Speakers
Description
The AMD Versal™ adaptive SoCs combine programmable logic (PL), processing system (PS), and AI Engines with leading-edge memory and interfacing technologies to deliver powerful heterogeneous acceleration for any application. The hardware and software are targeted for programming and optimization by data scientists and software and hardware developers. A host of tools, software, libraries, IP, middleware, and frameworks enable Versal adaptive SoCs to support all industry-standard design flows.
AI Engines are an array of very-long instruction word (VLIW) processors with single instruction multiple data (SIMD) vector units that are highly optimized for compute-intensive applications, specifically digital signal processing (DSP), 5G wireless applications, and artificial intelligence (AI) technology such as machine learning (ML).
AI Engines are hardened blocks that provide multiple levels of parallelism including instruction-level and data-level parallelism. Instruction-level parallelism includes a scalar operation, up to two moves, two vector reads (loads), one vector write (store), and one vector instruction that can be executed—in total, a 7-way VLIW instruction per clock cycle. Data-level parallelism is achieved via vector-level operations where multiple sets of data can be operated on a per-clock-cycle basis. Each AI Engine contains both a vector and scalar processor, dedicated program memory, local data memory, and can access adjacent local memory in any of three neighboring directions. It also has access to DMA engines and AXI4 interconnect switches to communicate via streams to other AI Engines or to the programmable logic (PL) or the DMA.
The new AIE-ML block, is a variant of AI Engine block primarily targeted for machine learning inference applications, delivers one of the industry's best performance per Watt for a wide range of inference applications.
As an application developer, it is possible to use one of the white box or black box flows for running a ML inference application on AIE-ML variants.
With the white box flow you can integrate custom kernels and dataflow graphs in the AI-ML variants C++ programming environment available within the AMD Vitis™ design flow.
A black box flow uses performance optimized Neural Processing Unit (NPU) IP from AMD to accelerate ML workloads in the AIE-ML variants. AMD Vitis™ AI is used as a front-end tool that parses the neural network graph, performs optimization, quantization of the graph, and generates compiled code that can be run on the AIE-ML variants hardware.
In the second part of the presentation we explore the integration of the AI Engine in Ryzen AI processors, highlighting the architecture and operation of the NPU. The NPU processing flow is described, from input reception to generating predictions, with autonomous access to DDR or HBM memory.

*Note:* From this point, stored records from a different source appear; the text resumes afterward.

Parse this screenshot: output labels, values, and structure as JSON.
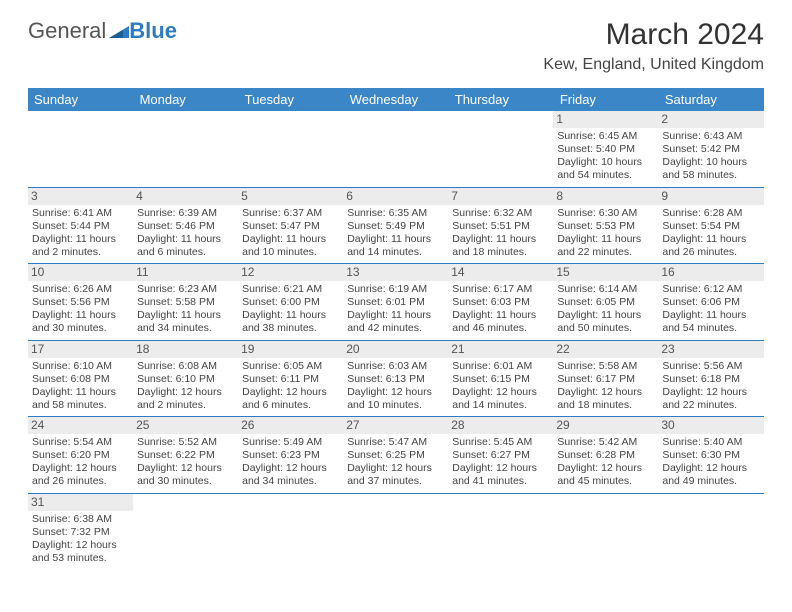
{
  "logo": {
    "general": "General",
    "blue": "Blue"
  },
  "title": "March 2024",
  "location": "Kew, England, United Kingdom",
  "colors": {
    "header_bg": "#3a86c7",
    "header_text": "#ffffff",
    "rule": "#2e7bbf",
    "daynum_bg": "#ececec",
    "text": "#444444"
  },
  "weekdays": [
    "Sunday",
    "Monday",
    "Tuesday",
    "Wednesday",
    "Thursday",
    "Friday",
    "Saturday"
  ],
  "weeks": [
    [
      null,
      null,
      null,
      null,
      null,
      {
        "n": "1",
        "sr": "Sunrise: 6:45 AM",
        "ss": "Sunset: 5:40 PM",
        "d1": "Daylight: 10 hours",
        "d2": "and 54 minutes."
      },
      {
        "n": "2",
        "sr": "Sunrise: 6:43 AM",
        "ss": "Sunset: 5:42 PM",
        "d1": "Daylight: 10 hours",
        "d2": "and 58 minutes."
      }
    ],
    [
      {
        "n": "3",
        "sr": "Sunrise: 6:41 AM",
        "ss": "Sunset: 5:44 PM",
        "d1": "Daylight: 11 hours",
        "d2": "and 2 minutes."
      },
      {
        "n": "4",
        "sr": "Sunrise: 6:39 AM",
        "ss": "Sunset: 5:46 PM",
        "d1": "Daylight: 11 hours",
        "d2": "and 6 minutes."
      },
      {
        "n": "5",
        "sr": "Sunrise: 6:37 AM",
        "ss": "Sunset: 5:47 PM",
        "d1": "Daylight: 11 hours",
        "d2": "and 10 minutes."
      },
      {
        "n": "6",
        "sr": "Sunrise: 6:35 AM",
        "ss": "Sunset: 5:49 PM",
        "d1": "Daylight: 11 hours",
        "d2": "and 14 minutes."
      },
      {
        "n": "7",
        "sr": "Sunrise: 6:32 AM",
        "ss": "Sunset: 5:51 PM",
        "d1": "Daylight: 11 hours",
        "d2": "and 18 minutes."
      },
      {
        "n": "8",
        "sr": "Sunrise: 6:30 AM",
        "ss": "Sunset: 5:53 PM",
        "d1": "Daylight: 11 hours",
        "d2": "and 22 minutes."
      },
      {
        "n": "9",
        "sr": "Sunrise: 6:28 AM",
        "ss": "Sunset: 5:54 PM",
        "d1": "Daylight: 11 hours",
        "d2": "and 26 minutes."
      }
    ],
    [
      {
        "n": "10",
        "sr": "Sunrise: 6:26 AM",
        "ss": "Sunset: 5:56 PM",
        "d1": "Daylight: 11 hours",
        "d2": "and 30 minutes."
      },
      {
        "n": "11",
        "sr": "Sunrise: 6:23 AM",
        "ss": "Sunset: 5:58 PM",
        "d1": "Daylight: 11 hours",
        "d2": "and 34 minutes."
      },
      {
        "n": "12",
        "sr": "Sunrise: 6:21 AM",
        "ss": "Sunset: 6:00 PM",
        "d1": "Daylight: 11 hours",
        "d2": "and 38 minutes."
      },
      {
        "n": "13",
        "sr": "Sunrise: 6:19 AM",
        "ss": "Sunset: 6:01 PM",
        "d1": "Daylight: 11 hours",
        "d2": "and 42 minutes."
      },
      {
        "n": "14",
        "sr": "Sunrise: 6:17 AM",
        "ss": "Sunset: 6:03 PM",
        "d1": "Daylight: 11 hours",
        "d2": "and 46 minutes."
      },
      {
        "n": "15",
        "sr": "Sunrise: 6:14 AM",
        "ss": "Sunset: 6:05 PM",
        "d1": "Daylight: 11 hours",
        "d2": "and 50 minutes."
      },
      {
        "n": "16",
        "sr": "Sunrise: 6:12 AM",
        "ss": "Sunset: 6:06 PM",
        "d1": "Daylight: 11 hours",
        "d2": "and 54 minutes."
      }
    ],
    [
      {
        "n": "17",
        "sr": "Sunrise: 6:10 AM",
        "ss": "Sunset: 6:08 PM",
        "d1": "Daylight: 11 hours",
        "d2": "and 58 minutes."
      },
      {
        "n": "18",
        "sr": "Sunrise: 6:08 AM",
        "ss": "Sunset: 6:10 PM",
        "d1": "Daylight: 12 hours",
        "d2": "and 2 minutes."
      },
      {
        "n": "19",
        "sr": "Sunrise: 6:05 AM",
        "ss": "Sunset: 6:11 PM",
        "d1": "Daylight: 12 hours",
        "d2": "and 6 minutes."
      },
      {
        "n": "20",
        "sr": "Sunrise: 6:03 AM",
        "ss": "Sunset: 6:13 PM",
        "d1": "Daylight: 12 hours",
        "d2": "and 10 minutes."
      },
      {
        "n": "21",
        "sr": "Sunrise: 6:01 AM",
        "ss": "Sunset: 6:15 PM",
        "d1": "Daylight: 12 hours",
        "d2": "and 14 minutes."
      },
      {
        "n": "22",
        "sr": "Sunrise: 5:58 AM",
        "ss": "Sunset: 6:17 PM",
        "d1": "Daylight: 12 hours",
        "d2": "and 18 minutes."
      },
      {
        "n": "23",
        "sr": "Sunrise: 5:56 AM",
        "ss": "Sunset: 6:18 PM",
        "d1": "Daylight: 12 hours",
        "d2": "and 22 minutes."
      }
    ],
    [
      {
        "n": "24",
        "sr": "Sunrise: 5:54 AM",
        "ss": "Sunset: 6:20 PM",
        "d1": "Daylight: 12 hours",
        "d2": "and 26 minutes."
      },
      {
        "n": "25",
        "sr": "Sunrise: 5:52 AM",
        "ss": "Sunset: 6:22 PM",
        "d1": "Daylight: 12 hours",
        "d2": "and 30 minutes."
      },
      {
        "n": "26",
        "sr": "Sunrise: 5:49 AM",
        "ss": "Sunset: 6:23 PM",
        "d1": "Daylight: 12 hours",
        "d2": "and 34 minutes."
      },
      {
        "n": "27",
        "sr": "Sunrise: 5:47 AM",
        "ss": "Sunset: 6:25 PM",
        "d1": "Daylight: 12 hours",
        "d2": "and 37 minutes."
      },
      {
        "n": "28",
        "sr": "Sunrise: 5:45 AM",
        "ss": "Sunset: 6:27 PM",
        "d1": "Daylight: 12 hours",
        "d2": "and 41 minutes."
      },
      {
        "n": "29",
        "sr": "Sunrise: 5:42 AM",
        "ss": "Sunset: 6:28 PM",
        "d1": "Daylight: 12 hours",
        "d2": "and 45 minutes."
      },
      {
        "n": "30",
        "sr": "Sunrise: 5:40 AM",
        "ss": "Sunset: 6:30 PM",
        "d1": "Daylight: 12 hours",
        "d2": "and 49 minutes."
      }
    ],
    [
      {
        "n": "31",
        "sr": "Sunrise: 6:38 AM",
        "ss": "Sunset: 7:32 PM",
        "d1": "Daylight: 12 hours",
        "d2": "and 53 minutes."
      },
      null,
      null,
      null,
      null,
      null,
      null
    ]
  ]
}
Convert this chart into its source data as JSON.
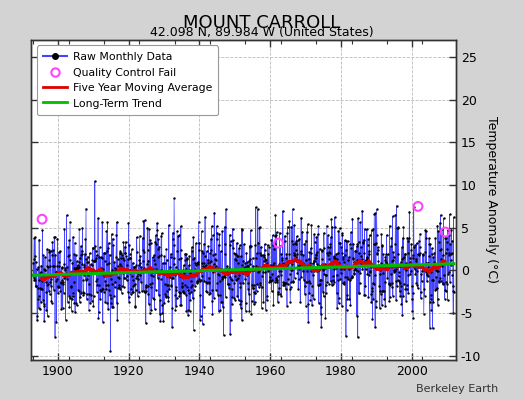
{
  "title": "MOUNT CARROLL",
  "subtitle": "42.098 N, 89.984 W (United States)",
  "ylabel": "Temperature Anomaly (°C)",
  "credit": "Berkeley Earth",
  "year_start": 1893,
  "year_end": 2011,
  "ylim": [
    -10.5,
    27
  ],
  "yticks": [
    -10,
    -5,
    0,
    5,
    10,
    15,
    20,
    25
  ],
  "fig_bg_color": "#d3d3d3",
  "plot_bg_color": "#ffffff",
  "raw_line_color": "#4444ff",
  "raw_marker_color": "#000000",
  "qc_fail_color": "#ff44ff",
  "moving_avg_color": "#dd0000",
  "trend_color": "#00bb00",
  "seed": 42
}
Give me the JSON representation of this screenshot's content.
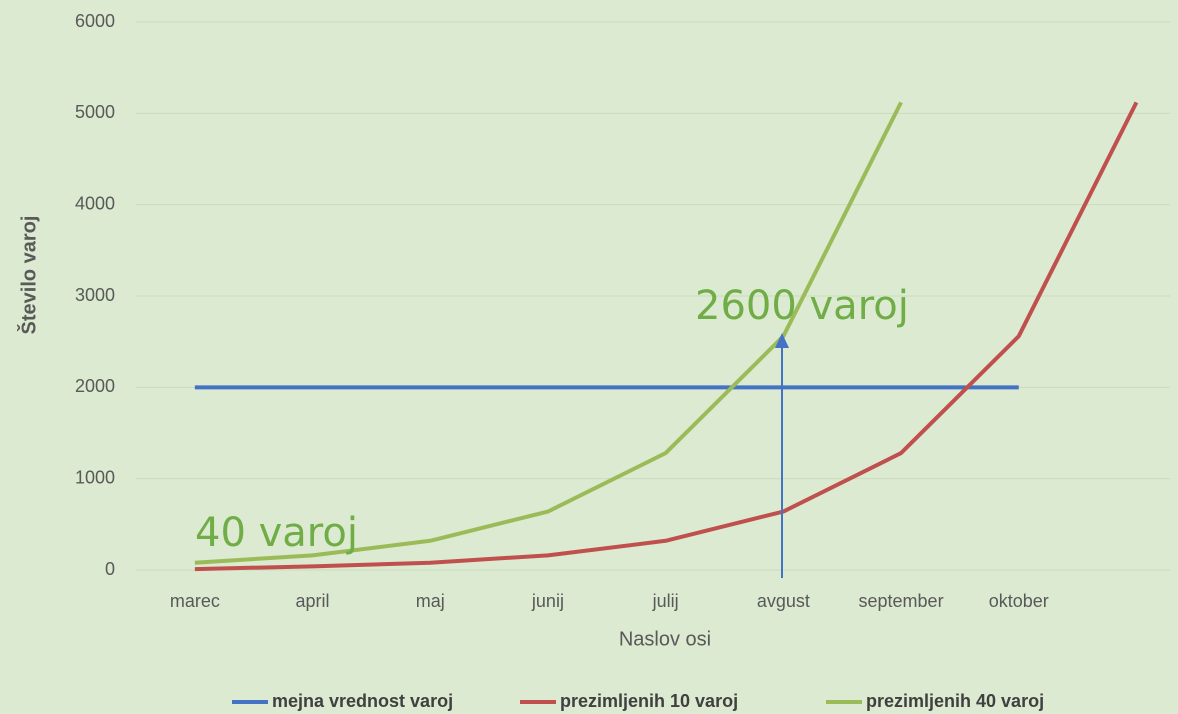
{
  "chart_data": {
    "type": "line",
    "x_label": "Naslov osi",
    "y_label": "Število varoj",
    "categories": [
      "marec",
      "april",
      "maj",
      "junij",
      "julij",
      "avgust",
      "september",
      "oktober",
      null
    ],
    "series": [
      {
        "name": "mejna vrednost varoj",
        "color": "#4472c4",
        "values": [
          2000,
          2000,
          2000,
          2000,
          2000,
          2000,
          2000,
          2000,
          null
        ]
      },
      {
        "name": "prezimljenih 10 varoj",
        "color": "#c0504d",
        "values": [
          10,
          40,
          80,
          160,
          320,
          640,
          1280,
          2560,
          5120
        ]
      },
      {
        "name": "prezimljenih 40 varoj",
        "color": "#9bbb59",
        "values": [
          80,
          160,
          320,
          640,
          1280,
          2560,
          5120,
          null,
          null
        ]
      }
    ],
    "ylim": [
      0,
      6000
    ],
    "yticks": [
      0,
      1000,
      2000,
      3000,
      4000,
      5000,
      6000
    ],
    "grid": true,
    "legend": "bottom",
    "annotations": [
      "40 varoj",
      "2600 varoj"
    ]
  }
}
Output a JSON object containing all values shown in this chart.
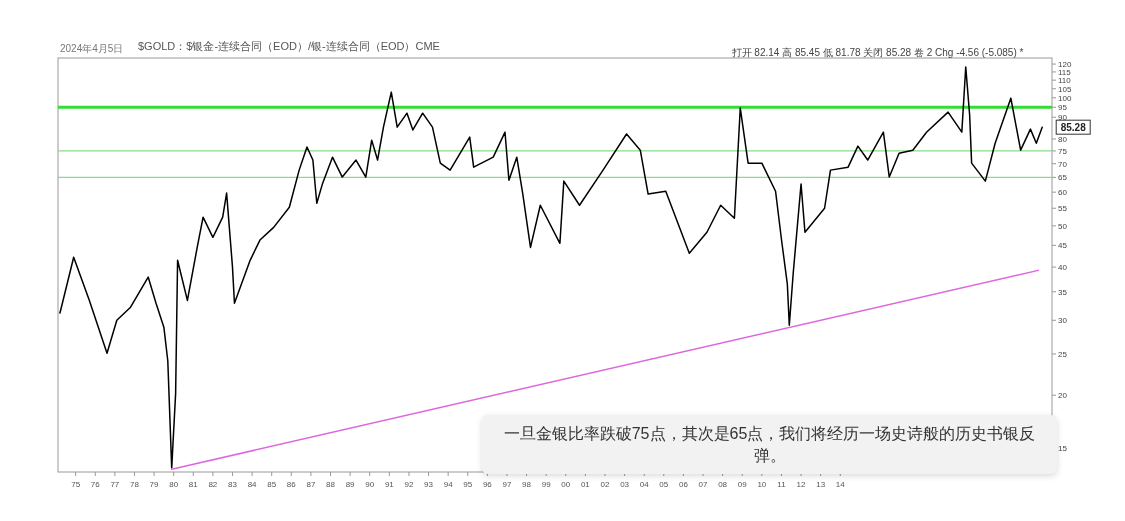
{
  "chart_data": {
    "type": "line",
    "title": "$GOLD：$银金-连续合同（EOD）/银-连续合同（EOD）CME",
    "subtitle": "2024年4月5日",
    "annotations": [
      "打开 82.14 高 85.45 低 81.78 关闭 85.28 卷 2 Chg -4.56 (-5.085) *",
      "一旦金银比率跌破75点，其次是65点，我们将经历一场史诗般的历史书银反弹。",
      {
        "text": "85.28",
        "x": 2024.3,
        "y": 85.28
      }
    ],
    "log": true,
    "xlim": [
      1974.1,
      2024.8
    ],
    "ylim": [
      13.2,
      124
    ],
    "xticks": [
      {
        "value": 1975,
        "label": "75"
      },
      {
        "value": 1976,
        "label": "76"
      },
      {
        "value": 1977,
        "label": "77"
      },
      {
        "value": 1978,
        "label": "78"
      },
      {
        "value": 1979,
        "label": "79"
      },
      {
        "value": 1980,
        "label": "80"
      },
      {
        "value": 1981,
        "label": "81"
      },
      {
        "value": 1982,
        "label": "82"
      },
      {
        "value": 1983,
        "label": "83"
      },
      {
        "value": 1984,
        "label": "84"
      },
      {
        "value": 1985,
        "label": "85"
      },
      {
        "value": 1986,
        "label": "86"
      },
      {
        "value": 1987,
        "label": "87"
      },
      {
        "value": 1988,
        "label": "88"
      },
      {
        "value": 1989,
        "label": "89"
      },
      {
        "value": 1990,
        "label": "90"
      },
      {
        "value": 1991,
        "label": "91"
      },
      {
        "value": 1992,
        "label": "92"
      },
      {
        "value": 1993,
        "label": "93"
      },
      {
        "value": 1994,
        "label": "94"
      },
      {
        "value": 1995,
        "label": "95"
      },
      {
        "value": 1996,
        "label": "96"
      },
      {
        "value": 1997,
        "label": "97"
      },
      {
        "value": 1998,
        "label": "98"
      },
      {
        "value": 1999,
        "label": "99"
      },
      {
        "value": 2000,
        "label": "00"
      },
      {
        "value": 2001,
        "label": "01"
      },
      {
        "value": 2002,
        "label": "02"
      },
      {
        "value": 2003,
        "label": "03"
      },
      {
        "value": 2004,
        "label": "04"
      },
      {
        "value": 2005,
        "label": "05"
      },
      {
        "value": 2006,
        "label": "06"
      },
      {
        "value": 2007,
        "label": "07"
      },
      {
        "value": 2008,
        "label": "08"
      },
      {
        "value": 2009,
        "label": "09"
      },
      {
        "value": 2010,
        "label": "10"
      },
      {
        "value": 2011,
        "label": "11"
      },
      {
        "value": 2012,
        "label": "12"
      },
      {
        "value": 2013,
        "label": "13"
      },
      {
        "value": 2014,
        "label": "14"
      }
    ],
    "yticks": [
      15,
      20,
      25,
      30,
      35,
      40,
      45,
      50,
      55,
      60,
      65,
      70,
      75,
      80,
      90,
      95,
      100,
      105,
      110,
      115,
      120
    ],
    "ref_lines": [
      {
        "axis": "y",
        "value": 95,
        "color": "#33dd33"
      },
      {
        "axis": "y",
        "value": 75,
        "color": "#88dd88"
      },
      {
        "axis": "y",
        "value": 65,
        "color": "#88dd88"
      }
    ],
    "x": [
      1974.2,
      1974.9,
      1975.7,
      1976.6,
      1977.1,
      1977.8,
      1978.7,
      1979.1,
      1979.5,
      1979.7,
      1979.9,
      1980.1,
      1980.2,
      1980.7,
      1981.2,
      1981.5,
      1982.0,
      1982.5,
      1982.7,
      1983.0,
      1983.1,
      1983.9,
      1984.4,
      1985.1,
      1985.9,
      1986.4,
      1986.8,
      1987.1,
      1987.3,
      1987.6,
      1988.1,
      1988.6,
      1989.3,
      1989.8,
      1990.1,
      1990.4,
      1990.7,
      1991.1,
      1991.4,
      1991.9,
      1992.2,
      1992.7,
      1993.2,
      1993.6,
      1994.1,
      1995.1,
      1995.3,
      1996.3,
      1996.9,
      1997.1,
      1997.5,
      1997.8,
      1998.2,
      1998.7,
      1999.7,
      1999.9,
      2000.7,
      2001.9,
      2003.1,
      2003.8,
      2004.2,
      2005.1,
      2006.3,
      2007.2,
      2007.9,
      2008.6,
      2008.9,
      2009.3,
      2010.0,
      2010.7,
      2011.0,
      2011.3,
      2011.4,
      2011.6,
      2012.0,
      2012.2,
      2013.2,
      2013.5,
      2014.4,
      2014.9,
      2015.4,
      2016.2,
      2016.5,
      2017.0,
      2017.7,
      2018.4,
      2019.5,
      2020.2,
      2020.4,
      2020.6,
      2020.7,
      2021.4,
      2021.9,
      2022.7,
      2023.2,
      2023.7,
      2024.0,
      2024.3
    ],
    "series": [
      {
        "color": "#000000",
        "values": [
          31.2,
          42.2,
          33.4,
          25.1,
          30.0,
          32.2,
          37.9,
          32.9,
          28.9,
          24.1,
          13.5,
          20.2,
          41.5,
          33.4,
          44.5,
          52.4,
          47.0,
          52.4,
          59.7,
          40.0,
          32.9,
          41.5,
          46.3,
          49.6,
          55.3,
          67.6,
          76.6,
          71.4,
          56.5,
          63.0,
          72.5,
          65.1,
          71.4,
          65.1,
          79.5,
          71.4,
          85.3,
          103.1,
          85.3,
          92.0,
          84.0,
          92.0,
          85.3,
          70.2,
          67.6,
          80.8,
          68.7,
          72.5,
          83.0,
          64.0,
          72.5,
          59.7,
          44.5,
          55.9,
          45.5,
          63.7,
          55.9,
          67.6,
          82.2,
          75.3,
          59.4,
          60.3,
          43.1,
          48.3,
          55.9,
          52.1,
          94.6,
          70.2,
          70.2,
          60.3,
          46.5,
          36.5,
          29.2,
          38.7,
          62.7,
          48.3,
          55.0,
          67.6,
          68.7,
          77.0,
          71.4,
          83.0,
          65.1,
          74.1,
          75.3,
          83.0,
          92.5,
          83.0,
          118.1,
          91.0,
          70.2,
          63.7,
          78.2,
          99.8,
          75.3,
          84.4,
          78.2,
          85.28
        ]
      },
      {
        "type": "line",
        "color": "#dd66dd",
        "x": [
          1979.9,
          2024.1
        ],
        "values": [
          13.4,
          39.3
        ]
      }
    ]
  }
}
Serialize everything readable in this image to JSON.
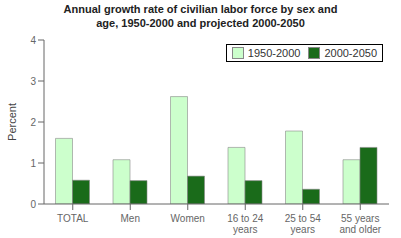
{
  "chart_data": {
    "type": "bar",
    "title": "Annual growth rate of civilian labor force by sex and\nage, 1950-2000 and projected 2000-2050",
    "categories": [
      "TOTAL",
      "Men",
      "Women",
      "16 to 24\nyears",
      "25 to 54\nyears",
      "55 years\nand older"
    ],
    "series": [
      {
        "name": "1950-2000",
        "color": "#ccffcc",
        "values": [
          1.6,
          1.08,
          2.62,
          1.38,
          1.78,
          1.08
        ]
      },
      {
        "name": "2000-2050",
        "color": "#1a6b1a",
        "values": [
          0.58,
          0.57,
          0.68,
          0.57,
          0.36,
          1.38
        ]
      }
    ],
    "ylabel": "Percent",
    "ylim": [
      0,
      4
    ],
    "yticks": [
      0,
      1,
      2,
      3,
      4
    ],
    "legend": "upper right",
    "grid": false
  }
}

Additionally, next-generation AI PC architectures are presented, featuring up to 12-core CPUs, advanced GPUs, and NPUs reaching 55 TOPS. The efficiency of the NPU is analyzed, showing up to a 31.6× performance improvement compared to the CPU and a significant reduction in power consumption. The section concludes with an overview of the unified AI software stack for Ryzen AI, ONNX model support, benchmarking tools, and a comparison between CPU and NPU efficiency.